Citing further precedent from Purnima Manthena v. Dr. Renuka Datla, the Court emphasized:

“Section 10F, thus, statutorily demarcates the contours of the jurisdictional exercise by an appellate forum depending on the nature of the order impugned.”

Accordingly, the appellant’s attempt to reopen findings related to board meetings, notice of resolutions, and execution of sale deeds were found impermissible in law, as these were purely questions of fact, already adjudicated.

“Turquand’s Rule Inapplicable Where All Directors Were Informed and Participating”—Court Rejects Plea of Ignorance by Co-Director

One of the legal pleas taken by the appellant was based on the Indoor Management Rule (also known as Turquand’s Rule), claiming that she was unaware of the internal decisions and hence not bound by the actions of other directors.

Rejecting this, the Court held:

“The records make it clear that all parties have been actively involved in the affairs of the company… they would have to assume responsibility in respect of the decisions taken.”

It was thus ruled that Turquand’s rule could not shield directors from internal corporate decisions they were privy to or had tacitly endorsed.

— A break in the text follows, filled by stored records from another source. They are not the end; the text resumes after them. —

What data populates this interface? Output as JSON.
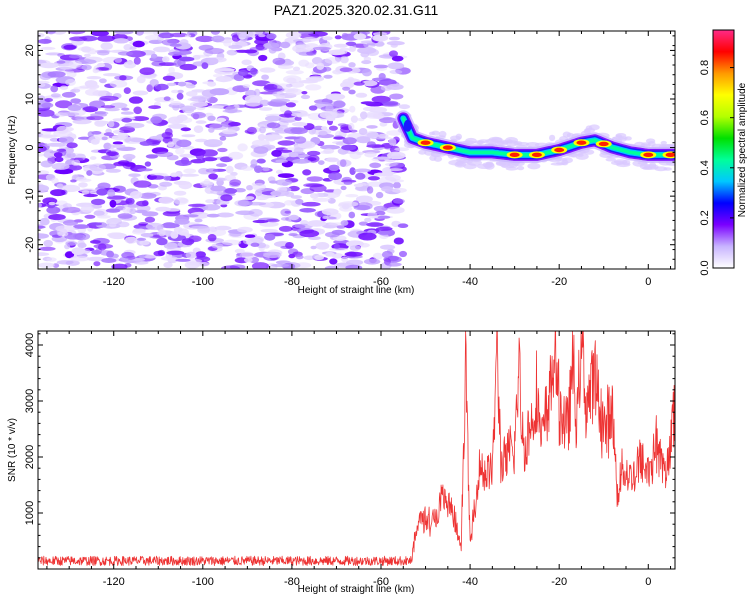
{
  "title": "PAZ1.2025.320.02.31.G11",
  "chart_data": [
    {
      "type": "heatmap",
      "xlabel": "Height of straight line (km)",
      "ylabel": "Frequency (Hz)",
      "xlim": [
        -137,
        6
      ],
      "ylim": [
        -25,
        24
      ],
      "xticks": [
        -120,
        -100,
        -80,
        -60,
        -40,
        -20,
        0
      ],
      "yticks": [
        -20,
        -10,
        0,
        10,
        20
      ],
      "noise_region": [
        -137,
        -55
      ],
      "ridge": [
        {
          "x": -55,
          "y": 6
        },
        {
          "x": -53,
          "y": 2
        },
        {
          "x": -50,
          "y": 1
        },
        {
          "x": -45,
          "y": 0
        },
        {
          "x": -40,
          "y": -1
        },
        {
          "x": -35,
          "y": -1
        },
        {
          "x": -30,
          "y": -1.5
        },
        {
          "x": -25,
          "y": -1.5
        },
        {
          "x": -20,
          "y": -0.5
        },
        {
          "x": -15,
          "y": 1
        },
        {
          "x": -12,
          "y": 1.5
        },
        {
          "x": -8,
          "y": 0
        },
        {
          "x": -4,
          "y": -1
        },
        {
          "x": 0,
          "y": -1.5
        },
        {
          "x": 6,
          "y": -1.5
        }
      ],
      "hot_spots": [
        -50,
        -45,
        -30,
        -25,
        -20,
        -15,
        -10,
        0,
        5
      ],
      "colorbar": {
        "label": "Normalized spectral amplitude",
        "range": [
          0,
          0.95
        ],
        "ticks": [
          "0.0",
          "0.2",
          "0.4",
          "0.6",
          "0.8"
        ],
        "colors": [
          "#ffffff",
          "#c8b4ff",
          "#7a00ff",
          "#0000ff",
          "#00c8ff",
          "#00ff9a",
          "#00e000",
          "#b4ff00",
          "#ffff00",
          "#ff9900",
          "#ff0000",
          "#ff2a88"
        ]
      }
    },
    {
      "type": "line",
      "xlabel": "Height of straight line (km)",
      "ylabel": "SNR (10 * v/v)",
      "xlim": [
        -137,
        6
      ],
      "ylim": [
        0,
        4250
      ],
      "xticks": [
        -120,
        -100,
        -80,
        -60,
        -40,
        -20,
        0
      ],
      "yticks": [
        1000,
        2000,
        3000,
        4000
      ],
      "color": "#ee3333",
      "series": [
        {
          "values": [
            {
              "x": -137,
              "y": 150
            },
            {
              "x": -120,
              "y": 150
            },
            {
              "x": -100,
              "y": 150
            },
            {
              "x": -80,
              "y": 150
            },
            {
              "x": -60,
              "y": 150
            },
            {
              "x": -53,
              "y": 200
            },
            {
              "x": -52,
              "y": 800
            },
            {
              "x": -50,
              "y": 950
            },
            {
              "x": -48,
              "y": 850
            },
            {
              "x": -46,
              "y": 1300
            },
            {
              "x": -44,
              "y": 1000
            },
            {
              "x": -42,
              "y": 400
            },
            {
              "x": -41,
              "y": 3700
            },
            {
              "x": -40,
              "y": 400
            },
            {
              "x": -38,
              "y": 1800
            },
            {
              "x": -35,
              "y": 1700
            },
            {
              "x": -34,
              "y": 4000
            },
            {
              "x": -33,
              "y": 1800
            },
            {
              "x": -30,
              "y": 2200
            },
            {
              "x": -29,
              "y": 3600
            },
            {
              "x": -28,
              "y": 2100
            },
            {
              "x": -26,
              "y": 2700
            },
            {
              "x": -25,
              "y": 3200
            },
            {
              "x": -24,
              "y": 2200
            },
            {
              "x": -22,
              "y": 3200
            },
            {
              "x": -21,
              "y": 3950
            },
            {
              "x": -20,
              "y": 2900
            },
            {
              "x": -18,
              "y": 2500
            },
            {
              "x": -17,
              "y": 3700
            },
            {
              "x": -16,
              "y": 2600
            },
            {
              "x": -15,
              "y": 4200
            },
            {
              "x": -14,
              "y": 2900
            },
            {
              "x": -12,
              "y": 3400
            },
            {
              "x": -10,
              "y": 2500
            },
            {
              "x": -8,
              "y": 2800
            },
            {
              "x": -7,
              "y": 1300
            },
            {
              "x": -6,
              "y": 1800
            },
            {
              "x": -4,
              "y": 1600
            },
            {
              "x": -2,
              "y": 1900
            },
            {
              "x": 0,
              "y": 1800
            },
            {
              "x": 1,
              "y": 2000
            },
            {
              "x": 2,
              "y": 2300
            },
            {
              "x": 3,
              "y": 1900
            },
            {
              "x": 4,
              "y": 1500
            },
            {
              "x": 5,
              "y": 2500
            },
            {
              "x": 6,
              "y": 2700
            }
          ]
        }
      ]
    }
  ]
}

“Company Has Received Sale Consideration for All 36 Sale Deeds”—Findings of Company Law Board and Chartered Accountant Endorsed

A key factual contention was whether the company had received genuine consideration for the sale of its Maduravoyal property. A Chartered Accountant appointed by the High Court confirmed that:

“The total sale consideration as per 36 sale deeds amounted to ₹3,22,21,440. While there were some minor discrepancies and certain cash components, there was no material to suggest misappropriation.”

The Court agreed that:

“In light of the categoric finding to the effect that the company has received the entirety of the sale consideration… the questions relating to the title conferred by the sale deeds… are answered in favour of the company.”

“Winding Up Not Warranted Where Substantial Assets Exist”—Court Declines to Dissolve Company in Absence of Oppression

The appellant also sought winding up of the company under just and equitable grounds citing lack of business activity. However, the Court ruled that:

“Mere inactivity in business cannot justify winding up, particularly where substantial assets are held by the company.”

Referring to Shanti Prasad Jain v. Kalinga Tubes Ltd. and Hanuman Prasad Bagri v. Bagress Cereals Pvt. Ltd., the Court reiterated that:

“Oppression must involve at least an element of lack of probity or fair dealing… mere loss of confidence is insufficient.”

Accordingly, the appeal for winding up was dismissed and the company allowed to continue for the purpose of managing its remaining assets.

“Specific Performance Suit by Alleged Buyer Jayaraj Dismissed”—Only 36 Registered Sale Deeds Recognised

One of the parallel claims by a third party, Mrs. Jayaraj, based on an alternate set of minutes (Minutes III), was also rejected. The Court noted that her specific performance suit was abandoned and declared:

“No title would be conferred on the parties by virtue of any sale agreements apart from those in respect of which the 36 sale deeds have been executed.”

Thus, any other parties claiming based on unregistered agreements must approach the company afresh, as the Court recognised only registered title holders.

In this exhaustive judgment, the Madras High Court has:

  • Upheld the validity of sale transactions executed by the company in favour of 36 purchasers;

  • Rejected the plea for winding up, reiterating that substantial assets and absence of proven oppression cannot justify dissolution;

  • Reaffirmed that appeals under Section 10F lie only on substantial questions of law, not re-evaluation of facts;

  • Declined to accept post-facto denials of participation by directors who had earlier attended or consented to board resolutions.

The Court observed:

“This litigation has traversed nearly 30 years and the contours of the dispute remain the same throughout.”

In conclusion, all appeals including C.M.A.No.403 of 2007, O.S.A.Nos.430 and 431 of 2001, Company Appeal No.17 of 2009, and C.M.P.No.2007 of 2025 were dismissed.